O hospital continua lotado. O pronto-socorro, caótico. Pacientes esperando por atendimento, enquanto médicos esperam quem sabe um dia transformar seu atendimento em solução. Nada, portanto, incomum em mais um plantão de cirurgia.
Pedimos duas pizzas para matar a fome da equipe, afinal são 1h30 da manhã, e refeitório de hospital público dispensa quaisquer comentários. Chove torrencialmente.
O entregador da pizza chega à entrada do hospital.
- O senhor tem sorte, doutor - ele me diz - muita sorte.

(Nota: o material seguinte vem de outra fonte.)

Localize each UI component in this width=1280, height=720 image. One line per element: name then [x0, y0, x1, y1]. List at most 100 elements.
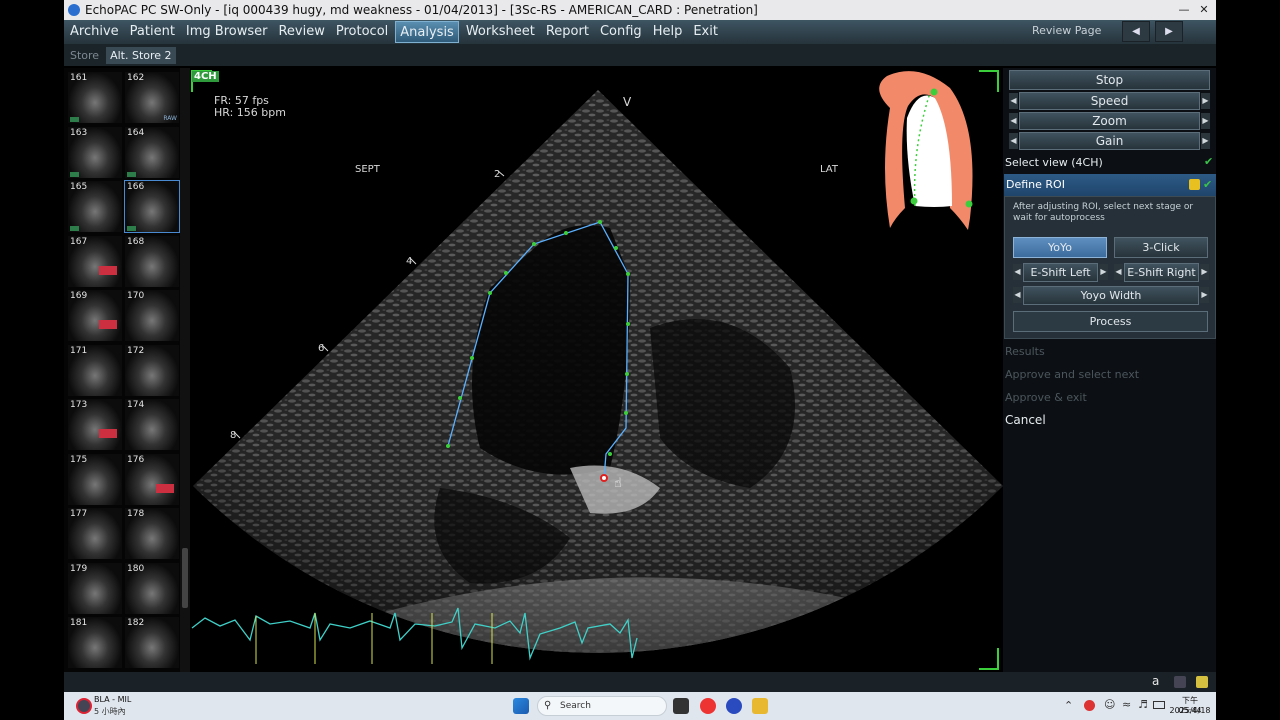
scrollbar-thumb[interactable] [182, 548, 188, 608]
next-page-button[interactable]: ▶ [1155, 21, 1183, 42]
thumbnail-172[interactable]: 172 [125, 344, 179, 396]
thumbnail-173[interactable]: 173 [68, 399, 122, 450]
thumbnail-165[interactable]: 165 [68, 181, 122, 232]
windows-start-icon[interactable] [513, 698, 529, 714]
thumbnail-176[interactable]: 176 [125, 453, 179, 505]
prev-page-button[interactable]: ◀ [1122, 21, 1150, 42]
zoom-slider[interactable]: Zoom [1019, 112, 1200, 130]
menu-archive[interactable]: Archive [66, 21, 123, 43]
menu-img-browser[interactable]: Img Browser [182, 21, 272, 43]
taskbar-date[interactable]: 2025/4/18 [1168, 706, 1212, 715]
yoyo-width-left-arrow[interactable]: ◀ [1013, 287, 1022, 303]
store-button[interactable]: Store [66, 47, 103, 64]
depth-mark-8: 8 [230, 430, 237, 441]
yoyo-width-right-arrow[interactable]: ▶ [1200, 287, 1209, 303]
thumbnail-171[interactable]: 171 [68, 344, 122, 396]
speed-left-arrow[interactable]: ◀ [1009, 93, 1018, 109]
menu-help[interactable]: Help [649, 21, 687, 43]
thumbnail-number: 169 [70, 291, 88, 301]
task-view-icon[interactable] [673, 698, 689, 714]
gain-slider[interactable]: Gain [1019, 132, 1200, 150]
thumbnail-175[interactable]: 175 [68, 453, 122, 505]
eshift-left-arrow[interactable]: ◀ [1013, 264, 1022, 280]
minimize-icon[interactable]: — [1176, 2, 1192, 18]
gain-right-arrow[interactable]: ▶ [1201, 133, 1210, 149]
heart-model-icon [879, 71, 973, 230]
close-icon[interactable]: ✕ [1196, 2, 1212, 18]
app-icon-echopac[interactable] [700, 698, 716, 714]
results-step: Results [1005, 345, 1045, 358]
title-bar: EchoPAC PC SW-Only - [iq 000439 hugy, md… [64, 0, 1216, 20]
printer-icon[interactable] [1196, 676, 1208, 688]
thumbnail-177[interactable]: 177 [68, 508, 122, 559]
thumbnail-164[interactable]: 164 [125, 126, 179, 178]
tray-chevron-icon[interactable]: ⌃ [1064, 699, 1073, 712]
thumbnail-180[interactable]: 180 [125, 562, 179, 614]
process-button[interactable]: Process [1013, 311, 1208, 332]
thumbnail-163[interactable]: 163 [68, 126, 122, 178]
store-bar: Store Alt. Store 2 [64, 44, 1216, 66]
menu-config[interactable]: Config [596, 21, 646, 43]
menu-review[interactable]: Review [274, 21, 328, 43]
stop-button[interactable]: Stop [1009, 70, 1210, 90]
thumbnail-169[interactable]: 169 [68, 290, 122, 341]
doppler-overlay-icon [99, 320, 117, 329]
eshift-right-left-arrow[interactable]: ◀ [1114, 264, 1123, 280]
window-title: EchoPAC PC SW-Only - [iq 000439 hugy, md… [85, 3, 758, 17]
volume-icon[interactable]: ♬ [1138, 698, 1148, 711]
three-click-button[interactable]: 3-Click [1114, 237, 1208, 258]
eshift-right-arrow[interactable]: ▶ [1200, 264, 1209, 280]
zoom-right-arrow[interactable]: ▶ [1201, 113, 1210, 129]
thumbnail-178[interactable]: 178 [125, 508, 179, 559]
clip-tag-icon [127, 226, 136, 231]
tray-app-icon[interactable] [1084, 700, 1095, 711]
thumbnail-181[interactable]: 181 [68, 617, 122, 668]
app-icon-ge[interactable] [726, 698, 742, 714]
select-view-step[interactable]: Select view (4CH) [1005, 156, 1103, 169]
thumbnail-168[interactable]: 168 [125, 235, 179, 287]
alt-store-button[interactable]: Alt. Store 2 [106, 46, 176, 64]
notification-app-icon[interactable] [76, 698, 92, 714]
menu-analysis[interactable]: Analysis [395, 21, 459, 43]
thumbnail-161[interactable]: 161 [68, 72, 122, 123]
doppler-overlay-icon [99, 429, 117, 438]
menu-worksheet[interactable]: Worksheet [462, 21, 539, 43]
zoom-left-arrow[interactable]: ◀ [1009, 113, 1018, 129]
thumbnail-182[interactable]: 182 [125, 617, 179, 668]
taskbar-search[interactable]: ⚲ Search [537, 696, 667, 716]
echopac-app-icon [68, 4, 80, 16]
thumbnail-166[interactable]: 166 [124, 180, 180, 233]
yoyo-width-slider[interactable]: Yoyo Width [1023, 286, 1199, 305]
notification-subtitle: 5 小時內 [94, 707, 126, 716]
thumbnail-179[interactable]: 179 [68, 562, 122, 614]
eshift-left-right-arrow[interactable]: ▶ [1099, 264, 1108, 280]
gain-left-arrow[interactable]: ◀ [1009, 133, 1018, 149]
thumbnail-167[interactable]: 167 [68, 235, 122, 287]
thumbnail-174[interactable]: 174 [125, 399, 179, 450]
thumbnail-162[interactable]: 162 RAW [125, 72, 179, 123]
eshift-left-button[interactable]: E-Shift Left [1023, 263, 1098, 282]
undo-icon[interactable] [1189, 179, 1200, 190]
ultrasound-view[interactable]: 4CH FR: 57 fps HR: 156 bpm V SEPT LAT 2 … [190, 68, 1003, 672]
thumbnail-panel: 161 162 RAW 163 164 165 166 167 168 169 170 171 172 1… [64, 68, 180, 672]
file-explorer-icon[interactable] [752, 698, 768, 714]
menu-exit[interactable]: Exit [689, 21, 722, 43]
thumbnail-scrollbar[interactable] [180, 68, 190, 672]
menu-report[interactable]: Report [542, 21, 593, 43]
tool-icon[interactable] [1174, 676, 1186, 688]
yoyo-button[interactable]: YoYo [1013, 237, 1107, 258]
menu-protocol[interactable]: Protocol [332, 21, 392, 43]
eshift-right-button[interactable]: E-Shift Right [1124, 263, 1199, 282]
thumbnail-number: 161 [70, 73, 88, 83]
thumbnail-number: 167 [70, 236, 88, 247]
cancel-step[interactable]: Cancel [1005, 413, 1046, 427]
menu-patient[interactable]: Patient [126, 21, 179, 43]
speed-slider[interactable]: Speed [1019, 92, 1200, 110]
speed-right-arrow[interactable]: ▶ [1201, 93, 1210, 109]
battery-icon[interactable] [1153, 701, 1165, 709]
thumbnail-170[interactable]: 170 [125, 290, 179, 341]
clip-tag-icon [127, 171, 136, 177]
define-roi-step[interactable]: Define ROI ✔ [1004, 174, 1216, 196]
emoji-icon[interactable]: ☺ [1104, 698, 1115, 711]
wifi-icon[interactable]: ≈ [1122, 698, 1131, 711]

"Sorte?", penso eu, "sorte" não combina com atuar em péssimas condições de trabalho, mal remunerado, exposto e eventualmente ameaçado com os mais diversos impropérios e agressões vindos de gente desesperada por um mínimo de amparo... Posso chamar isso de "sorte"?
- E por quê me dizes isto? - retruco ao motoboy.
Do alto de sua roupa negra, emborrachada e completamente encharcada, ele se abaixa e retira a entrega.
- Digo que vocês tem sorte. De trabalhar num lugar coberto. Imagina trabalhar no molhado, como eu? É dose. Duas pizzas e dois refrigerantes.
- Confere.
- Na chuva, nem a moto nem carro tem freio - ele continua. Imagina o seu corpo quente recebendo pingo gelado; molhado cem por cento do tempo. Cartão?
Lembrei de minha época no Exército, das chuvas amazônicas, da farda e de tudo o mais.
- O senhor tem sorte. Vocês tem sorte. Sorte de trabalhar num lugar abrigado e quente. Crédito ou débito?
Muito obrigado pela pizza. E pela lição.